Ajax-Opa bekommt eigenen Chauffeur - vom Verein

Alte Liebe rostet nicht

Willem Groen ist 79 Jahre alt und seit 1956 Anhänger von Ajax Amsterdam. Weil er es alleine nicht mehr ins Stadion schaffte, bekam er überraschende Hilfe. Von seinem Klub.

leidschdagblad.nl

Als Schiedsrichter Dennis Higler am vergangenen Dienstag die Partie zwischen Ajax Amsterdam und Heracles Almelo abpfiff, erhoben sich 44.516 Zuschauer frustriert von ihren Sitzen. Mit hängenden Köpfen verließ die Elf des Tabellenführers den Rasen der Amsterdam Arena.

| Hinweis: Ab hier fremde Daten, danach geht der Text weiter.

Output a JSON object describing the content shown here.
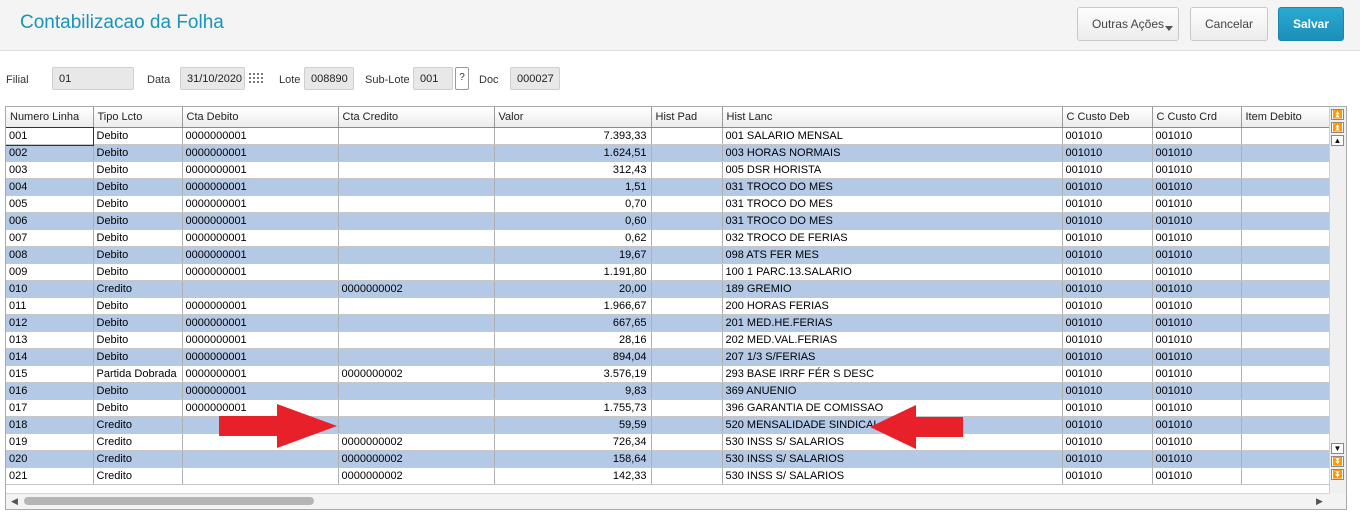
{
  "header": {
    "title": "Contabilizacao da Folha",
    "buttons": {
      "outras": "Outras Ações",
      "cancelar": "Cancelar",
      "salvar": "Salvar"
    }
  },
  "form": {
    "filial": {
      "label": "Filial",
      "value": "01"
    },
    "data": {
      "label": "Data",
      "value": "31/10/2020"
    },
    "lote": {
      "label": "Lote",
      "value": "008890"
    },
    "sublote": {
      "label": "Sub-Lote",
      "value": "001",
      "help": "?"
    },
    "doc": {
      "label": "Doc",
      "value": "000027"
    }
  },
  "grid": {
    "columns": [
      "Numero Linha",
      "Tipo Lcto",
      "Cta Debito",
      "Cta Credito",
      "Valor",
      "Hist Pad",
      "Hist Lanc",
      "C Custo Deb",
      "C Custo Crd",
      "Item Debito"
    ],
    "rows": [
      [
        "001",
        "Debito",
        "0000000001",
        "",
        "7.393,33",
        "",
        "001 SALARIO MENSAL",
        "001010",
        "001010",
        ""
      ],
      [
        "002",
        "Debito",
        "0000000001",
        "",
        "1.624,51",
        "",
        "003 HORAS NORMAIS",
        "001010",
        "001010",
        ""
      ],
      [
        "003",
        "Debito",
        "0000000001",
        "",
        "312,43",
        "",
        "005 DSR HORISTA",
        "001010",
        "001010",
        ""
      ],
      [
        "004",
        "Debito",
        "0000000001",
        "",
        "1,51",
        "",
        "031 TROCO DO MES",
        "001010",
        "001010",
        ""
      ],
      [
        "005",
        "Debito",
        "0000000001",
        "",
        "0,70",
        "",
        "031 TROCO DO MES",
        "001010",
        "001010",
        ""
      ],
      [
        "006",
        "Debito",
        "0000000001",
        "",
        "0,60",
        "",
        "031 TROCO DO MES",
        "001010",
        "001010",
        ""
      ],
      [
        "007",
        "Debito",
        "0000000001",
        "",
        "0,62",
        "",
        "032 TROCO DE FERIAS",
        "001010",
        "001010",
        ""
      ],
      [
        "008",
        "Debito",
        "0000000001",
        "",
        "19,67",
        "",
        "098 ATS FER MES",
        "001010",
        "001010",
        ""
      ],
      [
        "009",
        "Debito",
        "0000000001",
        "",
        "1.191,80",
        "",
        "100 1 PARC.13.SALARIO",
        "001010",
        "001010",
        ""
      ],
      [
        "010",
        "Credito",
        "",
        "0000000002",
        "20,00",
        "",
        "189 GREMIO",
        "001010",
        "001010",
        ""
      ],
      [
        "011",
        "Debito",
        "0000000001",
        "",
        "1.966,67",
        "",
        "200 HORAS FERIAS",
        "001010",
        "001010",
        ""
      ],
      [
        "012",
        "Debito",
        "0000000001",
        "",
        "667,65",
        "",
        "201 MED.HE.FERIAS",
        "001010",
        "001010",
        ""
      ],
      [
        "013",
        "Debito",
        "0000000001",
        "",
        "28,16",
        "",
        "202 MED.VAL.FERIAS",
        "001010",
        "001010",
        ""
      ],
      [
        "014",
        "Debito",
        "0000000001",
        "",
        "894,04",
        "",
        "207 1/3 S/FERIAS",
        "001010",
        "001010",
        ""
      ],
      [
        "015",
        "Partida Dobrada",
        "0000000001",
        "0000000002",
        "3.576,19",
        "",
        "293 BASE IRRF FÉR S DESC",
        "001010",
        "001010",
        ""
      ],
      [
        "016",
        "Debito",
        "0000000001",
        "",
        "9,83",
        "",
        "369 ANUENIO",
        "001010",
        "001010",
        ""
      ],
      [
        "017",
        "Debito",
        "0000000001",
        "",
        "1.755,73",
        "",
        "396 GARANTIA DE COMISSAO",
        "001010",
        "001010",
        ""
      ],
      [
        "018",
        "Credito",
        "",
        "",
        "59,59",
        "",
        "520 MENSALIDADE SINDICAL",
        "001010",
        "001010",
        ""
      ],
      [
        "019",
        "Credito",
        "",
        "0000000002",
        "726,34",
        "",
        "530 INSS S/ SALARIOS",
        "001010",
        "001010",
        ""
      ],
      [
        "020",
        "Credito",
        "",
        "0000000002",
        "158,64",
        "",
        "530 INSS S/ SALARIOS",
        "001010",
        "001010",
        ""
      ],
      [
        "021",
        "Credito",
        "",
        "0000000002",
        "142,33",
        "",
        "530 INSS S/ SALARIOS",
        "001010",
        "001010",
        ""
      ]
    ]
  },
  "colors": {
    "accent": "#1a94b8",
    "row_alt": "#b3c9e6",
    "arrow": "#e8202a"
  },
  "annotations": {
    "arrows": [
      "arrow-right",
      "arrow-left"
    ]
  }
}
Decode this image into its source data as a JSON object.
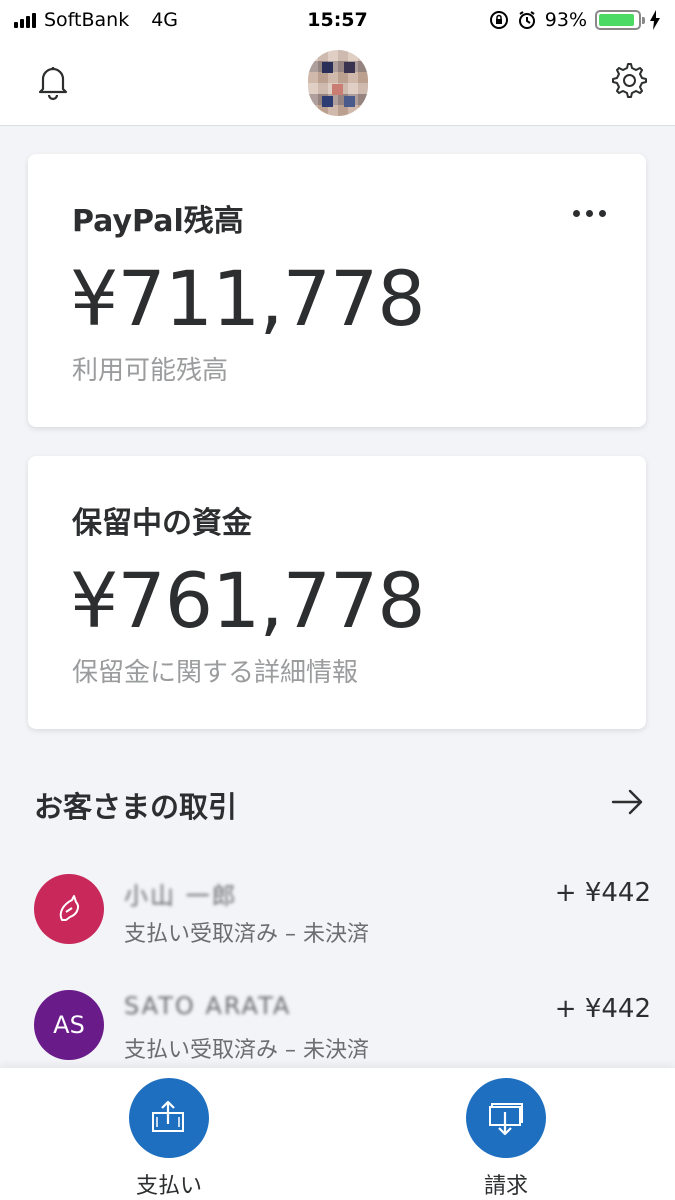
{
  "status_bar": {
    "carrier": "SoftBank",
    "network": "4G",
    "time": "15:57",
    "battery_percent": "93%",
    "battery_level": 0.93,
    "battery_color": "#4cd964"
  },
  "header": {
    "icons": [
      "bell-icon",
      "profile-avatar",
      "gear-icon"
    ]
  },
  "balance_card": {
    "title": "PayPal残高",
    "amount": "¥711,778",
    "subtitle": "利用可能残高",
    "menu_icon": "more-dots-icon"
  },
  "hold_card": {
    "title": "保留中の資金",
    "amount": "¥761,778",
    "subtitle": "保留金に関する詳細情報"
  },
  "transactions": {
    "title": "お客さまの取引",
    "items": [
      {
        "initials": "",
        "avatar_color": "#c8295a",
        "name": "小山 一郎",
        "status": "支払い受取済み – 未決済",
        "amount": "+ ¥442"
      },
      {
        "initials": "AS",
        "avatar_color": "#6a1b8a",
        "name": "SATO ARATA",
        "status": "支払い受取済み – 未決済",
        "amount": "+ ¥442"
      }
    ]
  },
  "bottom_actions": {
    "pay_label": "支払い",
    "request_label": "請求",
    "accent_color": "#1f6fc0"
  }
}
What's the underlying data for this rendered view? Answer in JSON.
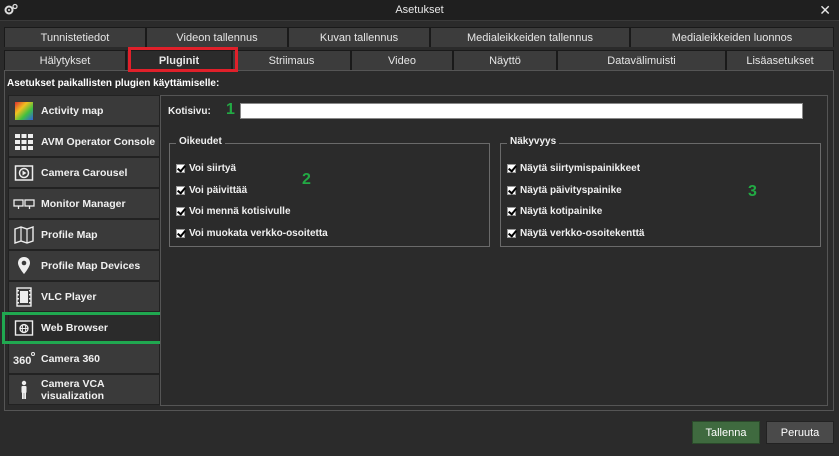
{
  "window": {
    "title": "Asetukset",
    "close": "✕"
  },
  "tabs_row1": [
    "Tunnistetiedot",
    "Videon tallennus",
    "Kuvan tallennus",
    "Medialeikkeiden tallennus",
    "Medialeikkeiden luonnos"
  ],
  "tabs_row1_labels": [
    "Tunnistetiedot",
    "Videon tallennus",
    "Kuvan tallennus",
    "Medialeikkeiden tallennus",
    "Medialeikkeiden luonnos"
  ],
  "tabs_row2": [
    "Hälytykset",
    "Pluginit",
    "Striimaus",
    "Video",
    "Näyttö",
    "Datavälimuisti",
    "Lisäasetukset"
  ],
  "active_tab": "Pluginit",
  "subtitle": "Asetukset paikallisten plugien käyttämiselle:",
  "plugins": [
    "Activity map",
    "AVM Operator Console",
    "Camera Carousel",
    "Monitor Manager",
    "Profile Map",
    "Profile Map Devices",
    "VLC Player",
    "Web Browser",
    "Camera 360",
    "Camera VCA visualization"
  ],
  "selected_plugin": "Web Browser",
  "home": {
    "label": "Kotisivu:",
    "value": ""
  },
  "annotations": {
    "n1": "1",
    "n2": "2",
    "n3": "3"
  },
  "rights": {
    "title": "Oikeudet",
    "items": [
      "Voi siirtyä",
      "Voi päivittää",
      "Voi mennä kotisivulle",
      "Voi muokata verkko-osoitetta"
    ]
  },
  "visibility": {
    "title": "Näkyvyys",
    "items": [
      "Näytä siirtymispainikkeet",
      "Näytä päivityspainike",
      "Näytä kotipainike",
      "Näytä verkko-osoitekenttä"
    ]
  },
  "buttons": {
    "save": "Tallenna",
    "cancel": "Peruuta"
  },
  "colors": {
    "annotation_red": "#e0202a",
    "annotation_green": "#20a850",
    "save_button": "#3f6a3f"
  }
}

Die Gäste aus Almelo hatten ihnen ein enttäuschendes 0:0 abgerungen. Trotz 64 Prozent Ballbesitz, 12:4 Torschüssen, 7:1 Ecken. »Hätte ich auch zu Hause bleiben können«, dachten sich wohl einige Zuschauer, als sie durch die Stadiontore in die Amsterdamer Nacht entflohen.

Für Zuschauer Nummer 44.517 war das Ergebnis an diesem Abend vermutlich Nebensache. Ajax-Anhänger Willem Groen genoss den lauen Kick bei sechs Grad und Nieselregen – obwohl er solche Spiele schon hundertfach gesehen hat. Und bessere Zeiten sowieso: Willem feierte mit Ajax bereits 25 Meisterschaften, 16 Pokalsiege, vier Champions-League-Triumphe. Er sah Cruyff, van Basten, Koeman. Ajax ist Willems Verein – seit 60 Jahren. Die Liebe seines Lebens. »Das bleibt bis zum Tod«, sagte der Senior diese Woche der Regionalzeitung Leidsch Dagblad. Immer, wenn er nicht einschlafen könne, denke er an seinen Verein. Und Ehefrau Cor ergänzt: »Willem ist nicht mit mir verheiratet, sondern mit Ajax.«

Doch Fahrten zu Heimspielen seines Herzensklub wurden für den mittlerweile 79-Jährigen in den vergangenen Jahren zunehmend zur Herausforderung. Willem wohnt in Leiden, südlich von Amsterdam, von seiner Haustür bis zum Arena-Drehkreuz muss er 45 Kilometer überwinden. Eine lange Reise – die er sich in seinem hohen Alter nicht mehr alleine zutraut. Als sein Kumpel ihm neulich eröffnete, dass er nicht mehr wie gewohnt mit Willem von Leiden zum Stadion fahren könne, brach für den Mann die Welt zusammen. »Abends alleine in öffentlichen Verkehrsmitteln – das war mir zu gefährlich«, berichtet Willem. »Gerade mit einem Ajaxschal um den Hals fühle ich mich nicht sicher.«

Zwischen den Bonzen sitzen? Nicht mit Willem

Esther Crena Uiterwijk, seit zehn Jahren Willems Sitznachbarin in der Amsterdam Arena, fand, dass die Liebesgeschichte des alten Mannes zu seinem Verein ein besseres Ende verdient hat. Also startete sie am Spieltag bei Twitter einen Aufruf: »Welcher Dauerkartenbesitzer fährt von Leiden zur Arena?«

Innerhalb einer Stunde kam ein Hilfsangebot – von Ajax Amsterdam. Der Klub erklärte sich bereit, Willem ab sofort zu jedem Spiel zu kutschieren. Wenig später saß Willem an seinem gewohnten Platz in der Amsterdam Arena, hofiert wie ein Millionär auf dem Rasen.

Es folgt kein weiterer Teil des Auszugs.